- Whether the healthcare industry is truly aware of it or not, its strong interest in developing and acquiring patient engagement, remote monitoring, chronic disease management, and communication technologies is really working towards cultivating the healthcare system’s own Internet of Things (IoT).
The potential for market growth in these areas is staggering as providers in the United States and elsewhere seek the tools and capabilities that will complement their EHR infrastructure in a rapidly shifting reimbursement environment that demands the an entirely new level of commitment to individual patients and their needs.
From consumer-oriented wearable devices and home monitoring technologies to clinical-grade biosensors that may revolutionize the processes of diagnosis and treatment, the growing healthcare Internet of Things has the potential to add a vast new array of tools to the fight for improved chronic disease management and population health while lowering the costs of coordinated, constantly monitored care.
Remote patient monitoring technology market to reach $980 million by 2020
Remote monitoring devices, such as heart monitors, blood pressure cuffs, physical activity trackers, and hematology monitors, are expected to become increasingly in demand as patients seek more passive, more intuitive ways to manage their chronic diseases. The market segment is expected to grow from its 2014 valuation of $380 million to nearly one billion by the end of the decade.
While the report from Transparency Market Research identifies a boom in geriatric needs as one of the primary drivers of growth, it also notes that younger patients with heart disease, diabetes, and other long-term conditions are more actively looking for technology-based treatment and monitoring options that keep them at home as often as possible.
Providers also have a vested interest in their patients’ preferences, as hospitals continue to feel the sting from Medicare penalties associated with preventable 30-day readmissions for certain chronic diseases. As accountable care arrangements emphasize the importance of lower-cost care strategies, remote patient monitoring developers will continue to enjoy high demand for their wares.
Global market for diagnostic biosensors to hit $21.17 billion in 2020
Biosensors are playing an increasingly large role in the detection and diagnosis of health conditions, including cardiovascular disease, diabetes, and infectious diseases. Most often used in devices that enable point-of-care testing, biosensors have long enabled healthcare providers to create miniaturized mobile laboratories to expand healthcare services into remote or underdeveloped areas.
In North America, the biosensor market is keeping to make the Internet of Things a reality, says a report from Grand View Research. American applications of biosensor technology account for 35 percent of the anticipated $21.17 billion in value as federal initiatives and accountable care produce a fertile market for portable, unobtrusive remote monitoring devices.

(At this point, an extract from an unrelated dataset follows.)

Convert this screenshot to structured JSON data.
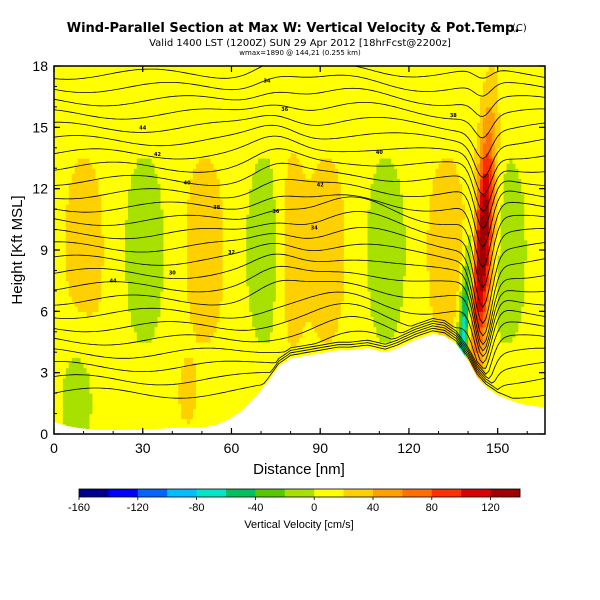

Home health diagnostics like pregnancy tests and point-of-care testing devices, including blood glucose monitors and cholesterol tests, will provide the foundation for the rapid growth of the biosensors segment. These two categories accounted for more than 40 percent of the market in 2013.
Connected machine-to-machine health market to expand at 33.08 percent CAGR to 2019
The insatiable need for improved chronic disease management technologies will push the machine-to-machine (M2M) marketplace upward at a 33.08 percent compound annual growth rate (CAGR), Market Research Store predicts.
Citing familiar EHR vendors such as Allscripts, athenahealth, Cerner and Greenway, in addition to IT infrastructure notables like IBM, Sprint, Verizon, and Qualcomm, the report outlines the potential for integrated, interoperable devices to create a widely connected, seamless medical environment.
The whole spectrum of healthcare Internet of Things devices is included in this prediction: from home tracking technologies to telehealth aids to inpatient monitors at the bedside, the M2M healthcare delivery model intends to allow providers access to detailed, real-time information on patients with deep and meaningful EHR integration.
Health information management systems are a $53.2 billion opportunity
To provide the foundation for managing the big data from these myriad IoT devices, providers will need to continue to invest in health information management (HIM) infrastructure that will be able to accept, analyze, and report on massive volumes of patient-generated health data.
Persistence Market Research states that the HIM systems market, pinned at $35.2 billion in 2013, will see a 7.1 percent CAGR until 2019, ending up with a value of more than $53 billion worldwide. The need for health data interoperability, which is continuing to prompt healthcare providers to replace or overhaul their basic EHR infrastructure, will continue to be a pressing concern over the next few years, even as the EHR Incentive Programs slowly trundle towards their end.
Healthcare providers will continue to enlist EHRs and other HIM technologies to automate and computerize more manual processes, including risk-stratification of patients for population health management, predictive analytics for diagnoses and patient safety, and clinical decision support to ensure the delivery of high-quality, personalized care.